Addiction Intervention by Stopping Enabling: A Personal Story
Twenty-four years after my last drink I still remember one of the most important elements that led me to get treatment and work my recovery. It was my dearest friends who, in effect, had a little addiction intervention. Back in those days, formal addiciton interventions were a rare thing. Usually there were just what’s called a "12 step call" – where someone from AA would show up and talk to you about their experience, with the hope that you would hear that you were not alone and there might be a better way.
I’m using the term addiction intervention loosely here, because this story is more about how family members and friends can help move someone toward recovery with simple changes in how you treat and support the addict.
My friend simply said to me, "Al and I went to an Al-Anon meeting."
Now you might think I would have reacted with, "Why! Who’s the alcoholic!?" But I knew at that point I wasn’t fooling anyone. In fact, my reaction was emotional, but it was an emotion best described as grateful. I realized my friends really loved me and were worried about me. They had taken time to go to an Al-Anon meeting to get support for themselves, because they wanted to love me regardless of my obnoxious and destructive behavior.
It wasn’t long after that I reached out and asked for help.
Now I don’t for a minute think this will work for everyone, but the point is this: you can, as the person who loves the alcoholic or addict, do things that support the idea of recovery rather than the continued substance abuse.
You can stop enabling – don’t make it so easy for them.

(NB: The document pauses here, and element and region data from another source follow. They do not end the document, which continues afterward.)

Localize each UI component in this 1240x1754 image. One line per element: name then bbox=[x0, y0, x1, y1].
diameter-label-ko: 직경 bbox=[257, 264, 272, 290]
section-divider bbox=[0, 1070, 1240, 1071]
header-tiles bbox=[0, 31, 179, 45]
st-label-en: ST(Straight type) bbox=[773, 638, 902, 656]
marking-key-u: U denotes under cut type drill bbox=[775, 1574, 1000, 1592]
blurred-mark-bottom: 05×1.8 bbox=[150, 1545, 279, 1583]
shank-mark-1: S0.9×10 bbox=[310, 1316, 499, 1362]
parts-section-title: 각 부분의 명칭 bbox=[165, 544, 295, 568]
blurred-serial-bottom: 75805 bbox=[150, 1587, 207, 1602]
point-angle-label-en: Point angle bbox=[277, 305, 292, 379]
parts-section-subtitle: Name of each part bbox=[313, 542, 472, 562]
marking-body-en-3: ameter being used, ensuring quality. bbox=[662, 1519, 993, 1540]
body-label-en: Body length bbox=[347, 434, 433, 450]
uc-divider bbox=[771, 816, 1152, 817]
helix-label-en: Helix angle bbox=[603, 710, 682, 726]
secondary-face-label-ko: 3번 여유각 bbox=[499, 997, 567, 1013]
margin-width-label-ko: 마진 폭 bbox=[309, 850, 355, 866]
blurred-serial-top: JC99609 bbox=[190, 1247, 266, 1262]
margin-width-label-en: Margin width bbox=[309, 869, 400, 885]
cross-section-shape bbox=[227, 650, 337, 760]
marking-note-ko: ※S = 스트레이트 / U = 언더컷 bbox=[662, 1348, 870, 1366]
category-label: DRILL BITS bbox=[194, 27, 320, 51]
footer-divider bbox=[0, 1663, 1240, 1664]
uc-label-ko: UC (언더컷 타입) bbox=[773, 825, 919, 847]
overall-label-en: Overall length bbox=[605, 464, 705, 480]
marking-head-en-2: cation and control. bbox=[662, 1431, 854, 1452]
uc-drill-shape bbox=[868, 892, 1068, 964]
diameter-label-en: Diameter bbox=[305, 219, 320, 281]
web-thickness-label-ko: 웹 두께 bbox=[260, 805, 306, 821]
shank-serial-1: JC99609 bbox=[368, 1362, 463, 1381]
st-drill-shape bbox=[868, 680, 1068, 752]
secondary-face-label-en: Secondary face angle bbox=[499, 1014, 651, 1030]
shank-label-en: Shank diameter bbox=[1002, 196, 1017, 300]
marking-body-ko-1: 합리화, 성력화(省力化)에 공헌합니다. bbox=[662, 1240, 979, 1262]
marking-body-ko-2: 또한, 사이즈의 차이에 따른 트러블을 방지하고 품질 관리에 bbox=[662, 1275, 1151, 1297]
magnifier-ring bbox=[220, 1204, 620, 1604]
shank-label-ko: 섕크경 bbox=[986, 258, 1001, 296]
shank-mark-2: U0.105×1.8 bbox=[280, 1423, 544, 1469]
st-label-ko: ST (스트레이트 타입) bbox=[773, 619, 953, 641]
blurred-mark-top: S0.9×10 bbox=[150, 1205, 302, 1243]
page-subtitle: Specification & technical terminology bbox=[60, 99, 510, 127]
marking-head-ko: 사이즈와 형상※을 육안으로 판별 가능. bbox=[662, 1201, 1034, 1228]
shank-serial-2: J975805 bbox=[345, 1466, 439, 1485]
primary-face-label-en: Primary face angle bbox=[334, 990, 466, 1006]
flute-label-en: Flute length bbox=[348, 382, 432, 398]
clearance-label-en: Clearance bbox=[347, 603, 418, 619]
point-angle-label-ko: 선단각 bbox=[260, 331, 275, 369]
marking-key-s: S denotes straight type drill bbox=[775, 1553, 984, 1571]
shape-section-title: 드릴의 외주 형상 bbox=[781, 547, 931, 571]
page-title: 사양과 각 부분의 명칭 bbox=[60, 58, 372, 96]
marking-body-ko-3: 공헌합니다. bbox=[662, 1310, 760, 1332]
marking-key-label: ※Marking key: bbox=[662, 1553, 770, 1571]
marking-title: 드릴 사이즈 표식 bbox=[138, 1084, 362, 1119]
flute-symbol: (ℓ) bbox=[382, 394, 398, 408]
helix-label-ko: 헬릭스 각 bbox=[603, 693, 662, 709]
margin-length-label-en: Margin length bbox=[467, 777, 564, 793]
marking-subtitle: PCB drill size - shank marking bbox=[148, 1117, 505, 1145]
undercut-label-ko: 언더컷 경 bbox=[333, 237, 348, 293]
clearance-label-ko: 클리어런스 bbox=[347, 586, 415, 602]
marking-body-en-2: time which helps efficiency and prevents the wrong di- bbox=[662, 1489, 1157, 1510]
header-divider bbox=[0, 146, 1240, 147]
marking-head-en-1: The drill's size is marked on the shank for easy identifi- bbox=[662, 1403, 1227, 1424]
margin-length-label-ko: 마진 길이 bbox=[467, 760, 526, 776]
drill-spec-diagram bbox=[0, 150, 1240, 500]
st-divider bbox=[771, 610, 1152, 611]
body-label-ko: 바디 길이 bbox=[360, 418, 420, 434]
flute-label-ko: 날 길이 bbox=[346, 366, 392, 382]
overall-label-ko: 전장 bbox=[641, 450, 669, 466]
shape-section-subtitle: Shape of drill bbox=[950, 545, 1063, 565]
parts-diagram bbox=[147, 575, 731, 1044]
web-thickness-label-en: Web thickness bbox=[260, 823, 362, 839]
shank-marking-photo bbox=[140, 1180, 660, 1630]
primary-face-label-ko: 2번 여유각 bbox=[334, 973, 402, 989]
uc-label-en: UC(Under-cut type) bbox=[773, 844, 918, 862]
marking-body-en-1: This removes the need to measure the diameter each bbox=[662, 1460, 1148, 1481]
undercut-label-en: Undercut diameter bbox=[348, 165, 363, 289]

This might take the form of refusing to make excuses for them, or refusing to clean up their messes.
You can’t pay their DUI fines or help them get out of debt – they made that bed, let them sleep in it.
For some, particularly parents or young adults in trouble, might find this almost imposssible. They are terrified of what will happen if they don’t continue to rescue their kid. But are you really saving them? Or are you actually delaying their need to get sober? If someone is always fixing up your messes, sending you money, and covering for you, there’s a lot less pressure to deal with the addiction.
A few other friends and family also participated, however unknowingly, is moving me toward recovery. I was very young when I got sober, and my parents cut me off financially. Let me tell you, they did it in a way that scared me. I was suddenly in a very vulnerable position and had to figure out what I was going to do to survive really quickly. This was definitely another wake up call that precipitated my decision to go to rehab.
So while in some cases a professional addiction intervention might be a very smart move, and the only way to help an intransigent addict, there are little addiction interventions you can do in daily life to keep the pressure on to get help.